Richtig viel Zeit ist nicht mehr. Schon in zwei Wochen sollen die Parteigremien darüber entscheiden, ob den Sondierungen der nächste Schritt folgen solle, der Beginn offizieller Koalitionsverhandlungen. Innerhalb dieser Verhandlungen wird dann ein Regierungsprogramm erarbeitet und in den sogenannten Koalitionsvertrag gefasst. Schon Ende November wollen die Grünen auf einem Parteitag über eine Koalition abstimmen lassen.

Eines der Themen, bei denen es noch besonders knirscht, ist die Migrationspolitik. Wie soll der Familiennachzug für Flüchtlinge gestaltet werden? Soll es eine Art Obergrenze für den Zuzug nach Deutschland geben? Auch die Frage der EU-Sanktionen gegen Russland oder das Thema Türkei sind noch von Kontroversen bestimmt.

Große Runde, kleine Runde und weiter

Um voran zu kommen in Stil und Inhalten, trafen sich in der vergangenen Woche zweimal auch die Parteichefs in eigener Runde. Schon am Montag soll es ein weiteres Chef-Treffen geben - um einen "Fahrplan für die Entscheidungsphase" zu erstellen, sagte CSU-Chef Horst Seehofer am Freitag. Am Wochenende würden, kündigte Seehofer an, die "besonders herausragenden Themen" herausgefiltert. Seehofer, der parteiintern unter Druck steht und ein gutes Verhandlungsergebnis in seine bayerische Heimat bringen muss, zeigte sich betont zuversichtlich, dass der Weg zum Ziel führt.
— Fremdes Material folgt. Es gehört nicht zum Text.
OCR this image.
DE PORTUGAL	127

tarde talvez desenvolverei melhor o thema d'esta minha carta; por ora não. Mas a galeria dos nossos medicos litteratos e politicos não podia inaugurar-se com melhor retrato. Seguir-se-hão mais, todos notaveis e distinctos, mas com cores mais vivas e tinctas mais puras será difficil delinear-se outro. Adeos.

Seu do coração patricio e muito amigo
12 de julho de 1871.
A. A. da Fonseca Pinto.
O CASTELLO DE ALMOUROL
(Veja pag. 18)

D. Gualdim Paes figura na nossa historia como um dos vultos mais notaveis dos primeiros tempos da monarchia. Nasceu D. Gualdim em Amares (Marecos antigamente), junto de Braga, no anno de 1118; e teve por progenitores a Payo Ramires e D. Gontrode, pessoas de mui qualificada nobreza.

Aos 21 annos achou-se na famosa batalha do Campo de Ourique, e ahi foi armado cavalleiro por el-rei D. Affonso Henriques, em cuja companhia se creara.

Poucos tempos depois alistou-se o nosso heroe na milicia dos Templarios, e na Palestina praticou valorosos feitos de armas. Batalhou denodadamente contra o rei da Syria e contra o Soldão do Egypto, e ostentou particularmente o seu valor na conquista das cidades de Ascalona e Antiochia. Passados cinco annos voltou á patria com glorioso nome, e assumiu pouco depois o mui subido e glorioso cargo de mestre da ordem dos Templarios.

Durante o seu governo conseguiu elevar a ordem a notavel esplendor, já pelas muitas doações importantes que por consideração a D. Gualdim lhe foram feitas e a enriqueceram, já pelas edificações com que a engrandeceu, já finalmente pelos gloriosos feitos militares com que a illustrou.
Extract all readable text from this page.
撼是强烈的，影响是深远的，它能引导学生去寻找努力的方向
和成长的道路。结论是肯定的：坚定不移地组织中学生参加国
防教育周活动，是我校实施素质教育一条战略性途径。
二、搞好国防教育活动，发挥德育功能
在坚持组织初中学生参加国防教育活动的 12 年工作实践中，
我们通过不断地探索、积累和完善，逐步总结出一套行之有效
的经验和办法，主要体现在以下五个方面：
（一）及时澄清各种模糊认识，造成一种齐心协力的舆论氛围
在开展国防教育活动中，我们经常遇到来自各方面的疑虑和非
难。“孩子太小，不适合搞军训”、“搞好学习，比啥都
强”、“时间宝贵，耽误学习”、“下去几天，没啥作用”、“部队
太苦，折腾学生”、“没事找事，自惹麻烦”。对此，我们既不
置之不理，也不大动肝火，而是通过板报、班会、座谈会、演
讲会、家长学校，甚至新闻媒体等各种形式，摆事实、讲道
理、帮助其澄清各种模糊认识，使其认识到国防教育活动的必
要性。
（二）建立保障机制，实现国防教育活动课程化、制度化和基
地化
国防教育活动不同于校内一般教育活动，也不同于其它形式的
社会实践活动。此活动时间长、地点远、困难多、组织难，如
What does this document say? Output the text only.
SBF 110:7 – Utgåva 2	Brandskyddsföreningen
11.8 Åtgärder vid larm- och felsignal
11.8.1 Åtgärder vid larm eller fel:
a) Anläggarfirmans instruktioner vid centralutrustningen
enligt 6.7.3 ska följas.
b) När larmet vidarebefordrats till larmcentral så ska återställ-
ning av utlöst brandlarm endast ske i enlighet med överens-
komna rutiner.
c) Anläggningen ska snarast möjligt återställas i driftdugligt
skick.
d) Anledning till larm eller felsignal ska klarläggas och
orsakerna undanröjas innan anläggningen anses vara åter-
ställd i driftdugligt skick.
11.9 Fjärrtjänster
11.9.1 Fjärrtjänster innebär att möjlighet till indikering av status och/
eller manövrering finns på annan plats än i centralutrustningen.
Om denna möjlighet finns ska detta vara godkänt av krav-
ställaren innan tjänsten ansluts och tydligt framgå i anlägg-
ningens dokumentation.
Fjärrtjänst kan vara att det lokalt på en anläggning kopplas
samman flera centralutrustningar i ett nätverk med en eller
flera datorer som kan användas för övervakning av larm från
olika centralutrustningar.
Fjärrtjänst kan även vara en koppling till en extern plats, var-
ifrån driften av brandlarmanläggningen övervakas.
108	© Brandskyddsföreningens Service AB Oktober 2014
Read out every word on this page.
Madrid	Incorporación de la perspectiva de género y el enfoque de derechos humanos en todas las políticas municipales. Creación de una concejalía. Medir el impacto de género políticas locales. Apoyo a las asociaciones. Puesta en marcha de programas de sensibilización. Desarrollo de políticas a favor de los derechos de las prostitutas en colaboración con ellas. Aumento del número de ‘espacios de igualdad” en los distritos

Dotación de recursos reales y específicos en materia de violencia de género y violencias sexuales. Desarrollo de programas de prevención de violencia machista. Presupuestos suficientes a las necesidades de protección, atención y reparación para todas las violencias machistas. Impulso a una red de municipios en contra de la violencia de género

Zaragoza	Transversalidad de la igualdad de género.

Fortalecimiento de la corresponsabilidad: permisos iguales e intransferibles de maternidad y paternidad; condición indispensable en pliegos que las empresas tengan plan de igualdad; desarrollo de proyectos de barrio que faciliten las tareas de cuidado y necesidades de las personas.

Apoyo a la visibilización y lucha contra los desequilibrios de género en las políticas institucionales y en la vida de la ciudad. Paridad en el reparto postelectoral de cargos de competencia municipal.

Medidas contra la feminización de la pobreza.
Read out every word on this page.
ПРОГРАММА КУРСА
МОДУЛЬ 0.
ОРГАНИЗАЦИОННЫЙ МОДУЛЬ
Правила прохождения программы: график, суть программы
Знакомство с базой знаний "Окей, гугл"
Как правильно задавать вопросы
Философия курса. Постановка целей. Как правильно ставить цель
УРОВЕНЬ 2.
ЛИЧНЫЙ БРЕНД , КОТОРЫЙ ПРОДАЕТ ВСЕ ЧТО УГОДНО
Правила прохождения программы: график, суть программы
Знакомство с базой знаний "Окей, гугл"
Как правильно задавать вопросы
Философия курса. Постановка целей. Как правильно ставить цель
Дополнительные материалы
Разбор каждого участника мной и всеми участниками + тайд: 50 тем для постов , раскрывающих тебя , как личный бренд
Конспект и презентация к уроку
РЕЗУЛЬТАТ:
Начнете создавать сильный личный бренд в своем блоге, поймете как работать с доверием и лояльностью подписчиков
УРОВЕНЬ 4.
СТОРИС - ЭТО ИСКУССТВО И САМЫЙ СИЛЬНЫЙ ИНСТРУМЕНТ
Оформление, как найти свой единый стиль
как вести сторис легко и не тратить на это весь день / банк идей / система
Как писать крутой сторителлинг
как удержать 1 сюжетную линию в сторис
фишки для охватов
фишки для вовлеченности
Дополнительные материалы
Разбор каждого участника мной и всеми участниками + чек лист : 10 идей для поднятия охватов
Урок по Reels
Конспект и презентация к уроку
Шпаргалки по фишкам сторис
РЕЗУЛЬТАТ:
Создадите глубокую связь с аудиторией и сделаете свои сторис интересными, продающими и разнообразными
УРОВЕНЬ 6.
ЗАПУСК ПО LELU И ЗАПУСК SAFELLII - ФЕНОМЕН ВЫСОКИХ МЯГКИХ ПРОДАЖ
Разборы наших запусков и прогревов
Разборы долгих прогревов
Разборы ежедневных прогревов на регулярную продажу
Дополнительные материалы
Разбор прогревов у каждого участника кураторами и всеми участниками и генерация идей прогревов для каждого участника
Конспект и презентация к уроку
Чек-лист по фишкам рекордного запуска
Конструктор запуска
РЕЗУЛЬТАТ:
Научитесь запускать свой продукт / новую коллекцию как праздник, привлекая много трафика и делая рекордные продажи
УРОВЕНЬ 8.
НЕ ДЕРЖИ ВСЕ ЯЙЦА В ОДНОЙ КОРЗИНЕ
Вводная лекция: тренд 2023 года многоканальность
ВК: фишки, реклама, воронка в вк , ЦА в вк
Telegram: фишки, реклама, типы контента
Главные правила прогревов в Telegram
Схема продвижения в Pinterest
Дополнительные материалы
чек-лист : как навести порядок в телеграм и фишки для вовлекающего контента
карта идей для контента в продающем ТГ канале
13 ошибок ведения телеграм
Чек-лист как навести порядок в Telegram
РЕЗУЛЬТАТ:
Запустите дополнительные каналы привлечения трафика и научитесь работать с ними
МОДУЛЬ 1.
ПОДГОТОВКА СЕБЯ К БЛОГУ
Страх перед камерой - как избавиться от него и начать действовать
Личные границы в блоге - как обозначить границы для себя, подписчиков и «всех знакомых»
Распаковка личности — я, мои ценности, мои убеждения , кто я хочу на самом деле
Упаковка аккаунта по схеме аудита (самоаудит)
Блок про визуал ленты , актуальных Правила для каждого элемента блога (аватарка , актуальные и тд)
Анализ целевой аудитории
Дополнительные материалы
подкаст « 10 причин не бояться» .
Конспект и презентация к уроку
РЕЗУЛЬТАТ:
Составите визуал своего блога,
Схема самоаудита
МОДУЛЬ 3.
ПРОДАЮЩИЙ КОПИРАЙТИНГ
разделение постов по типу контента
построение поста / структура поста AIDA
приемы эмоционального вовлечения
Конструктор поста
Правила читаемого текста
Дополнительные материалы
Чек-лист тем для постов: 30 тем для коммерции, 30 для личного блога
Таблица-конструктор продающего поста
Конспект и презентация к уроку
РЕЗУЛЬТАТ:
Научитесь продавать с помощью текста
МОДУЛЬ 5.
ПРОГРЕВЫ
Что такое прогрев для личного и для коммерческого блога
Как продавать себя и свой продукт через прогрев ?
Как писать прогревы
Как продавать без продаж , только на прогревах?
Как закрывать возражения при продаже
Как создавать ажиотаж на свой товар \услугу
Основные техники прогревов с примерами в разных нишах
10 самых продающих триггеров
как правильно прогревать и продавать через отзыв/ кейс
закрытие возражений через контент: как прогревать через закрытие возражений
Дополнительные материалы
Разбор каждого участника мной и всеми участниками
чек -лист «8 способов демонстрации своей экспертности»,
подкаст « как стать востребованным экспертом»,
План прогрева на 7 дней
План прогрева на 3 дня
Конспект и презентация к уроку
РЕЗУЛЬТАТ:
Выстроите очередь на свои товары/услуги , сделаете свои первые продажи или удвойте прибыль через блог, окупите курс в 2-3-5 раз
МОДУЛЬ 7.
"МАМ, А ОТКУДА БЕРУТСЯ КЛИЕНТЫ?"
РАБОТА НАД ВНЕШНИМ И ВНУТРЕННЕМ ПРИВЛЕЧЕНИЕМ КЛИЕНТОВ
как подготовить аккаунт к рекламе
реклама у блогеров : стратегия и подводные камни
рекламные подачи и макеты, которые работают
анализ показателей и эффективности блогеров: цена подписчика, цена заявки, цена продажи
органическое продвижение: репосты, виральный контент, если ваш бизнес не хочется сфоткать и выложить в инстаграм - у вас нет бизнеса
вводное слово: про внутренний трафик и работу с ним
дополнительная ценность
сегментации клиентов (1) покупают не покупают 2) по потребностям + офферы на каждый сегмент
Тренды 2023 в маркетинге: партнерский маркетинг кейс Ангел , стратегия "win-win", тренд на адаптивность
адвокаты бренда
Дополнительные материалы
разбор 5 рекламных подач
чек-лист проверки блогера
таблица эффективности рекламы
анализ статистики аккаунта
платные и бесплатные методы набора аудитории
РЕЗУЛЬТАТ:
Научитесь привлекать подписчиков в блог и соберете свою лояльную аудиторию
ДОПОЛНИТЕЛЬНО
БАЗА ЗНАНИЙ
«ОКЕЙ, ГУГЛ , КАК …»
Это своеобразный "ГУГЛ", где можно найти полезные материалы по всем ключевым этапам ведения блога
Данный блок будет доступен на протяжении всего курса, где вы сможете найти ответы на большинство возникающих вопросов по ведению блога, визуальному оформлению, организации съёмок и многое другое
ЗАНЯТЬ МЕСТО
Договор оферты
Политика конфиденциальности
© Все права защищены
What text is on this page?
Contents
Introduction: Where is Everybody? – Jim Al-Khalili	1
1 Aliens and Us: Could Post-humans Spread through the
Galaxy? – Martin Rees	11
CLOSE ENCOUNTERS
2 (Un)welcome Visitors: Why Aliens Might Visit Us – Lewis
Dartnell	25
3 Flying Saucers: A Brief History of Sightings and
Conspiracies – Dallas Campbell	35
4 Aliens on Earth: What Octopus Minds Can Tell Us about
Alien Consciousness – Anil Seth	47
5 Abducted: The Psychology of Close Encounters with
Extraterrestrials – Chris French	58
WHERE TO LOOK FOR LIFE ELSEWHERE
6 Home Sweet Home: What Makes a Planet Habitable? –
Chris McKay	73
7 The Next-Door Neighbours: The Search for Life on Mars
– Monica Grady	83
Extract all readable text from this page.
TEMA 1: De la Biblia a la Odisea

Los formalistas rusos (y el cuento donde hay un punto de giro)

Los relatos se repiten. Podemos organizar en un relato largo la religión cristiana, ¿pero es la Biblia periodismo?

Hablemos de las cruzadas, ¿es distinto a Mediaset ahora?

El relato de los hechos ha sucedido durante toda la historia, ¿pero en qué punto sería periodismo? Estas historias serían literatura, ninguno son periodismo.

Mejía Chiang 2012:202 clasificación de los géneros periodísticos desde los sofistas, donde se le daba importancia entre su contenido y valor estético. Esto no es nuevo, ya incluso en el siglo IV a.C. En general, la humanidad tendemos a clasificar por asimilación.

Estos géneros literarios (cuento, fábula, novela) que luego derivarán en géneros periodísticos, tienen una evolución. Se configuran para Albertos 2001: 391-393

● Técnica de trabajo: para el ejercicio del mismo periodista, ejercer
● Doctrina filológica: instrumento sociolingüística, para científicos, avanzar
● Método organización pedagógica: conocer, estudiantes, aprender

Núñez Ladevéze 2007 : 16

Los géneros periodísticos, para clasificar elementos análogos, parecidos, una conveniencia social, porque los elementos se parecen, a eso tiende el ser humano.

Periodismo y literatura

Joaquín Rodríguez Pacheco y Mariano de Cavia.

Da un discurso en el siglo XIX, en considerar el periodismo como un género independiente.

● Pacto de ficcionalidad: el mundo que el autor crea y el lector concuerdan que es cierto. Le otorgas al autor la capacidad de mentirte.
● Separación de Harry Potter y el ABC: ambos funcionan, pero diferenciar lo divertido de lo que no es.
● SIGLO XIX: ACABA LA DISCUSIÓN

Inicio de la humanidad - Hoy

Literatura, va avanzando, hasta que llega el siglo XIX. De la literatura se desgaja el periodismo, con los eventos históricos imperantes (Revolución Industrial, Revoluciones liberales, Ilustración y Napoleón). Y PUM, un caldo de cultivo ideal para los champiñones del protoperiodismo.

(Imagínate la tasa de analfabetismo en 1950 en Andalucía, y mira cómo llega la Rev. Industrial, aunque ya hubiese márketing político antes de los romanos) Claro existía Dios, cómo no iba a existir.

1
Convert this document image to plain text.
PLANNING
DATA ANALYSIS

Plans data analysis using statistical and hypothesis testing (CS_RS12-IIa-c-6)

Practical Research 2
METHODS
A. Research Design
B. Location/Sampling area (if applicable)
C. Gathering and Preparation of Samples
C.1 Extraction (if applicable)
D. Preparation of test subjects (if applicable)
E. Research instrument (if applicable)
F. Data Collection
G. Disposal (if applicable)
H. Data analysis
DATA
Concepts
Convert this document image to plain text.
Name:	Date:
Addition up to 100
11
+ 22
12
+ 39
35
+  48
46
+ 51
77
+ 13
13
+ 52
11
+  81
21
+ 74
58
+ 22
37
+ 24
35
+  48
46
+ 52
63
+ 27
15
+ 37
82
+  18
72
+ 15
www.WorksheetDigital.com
Julia Klöckner, CDU: "Ins Gelingen verliebt"Bild: Getty Images/AFP/J. MacDougall

Zuletzt wurden viele Themen an kleinere Gruppen delegiert. So viel Debatte war lange nicht, sagte die stellvertretende CDU-Vorsitzende Julia Klöckner am Freitagmorgen in einem Fernsehinterview. Es wäre eher verwunderlich, würde schon alles flutschen, so Klöckner. Schließlich würden nun einmal sehr unterschiedliche Parteien zusammen finden wollen. Kontroverse sei da "ehrlich und authentisch"; gleichzeitig ginge es darum, ins  "Gelingen verliebt zu sein".

"Das erste Etappenziel ist erreicht"

Das Bilanztreffen am Freitag endete bereits nach gut drei Stunden. Die Unterhändler präsentierten drei neue "Laufzettel", wie CSU-Generalsekretär Andreas Scheuer die Arbeitspapiere nannte. Die Gespräche zur Außen- und Sicherheitspolitik, zu Verteidigung, Entwicklungshilfe, Familien, Wirtschaft und Freihandel seien sehr konstruktiv gewesen, hieß es unisono. Allerdings wurde das Streitthema Verkehr nicht besprochen.

"Das erste Etappenziel ist erreicht", sagte der Parlamentarische Geschäftsführer der CSU/CDU-Fraktion, Michael Grosse-Brömer.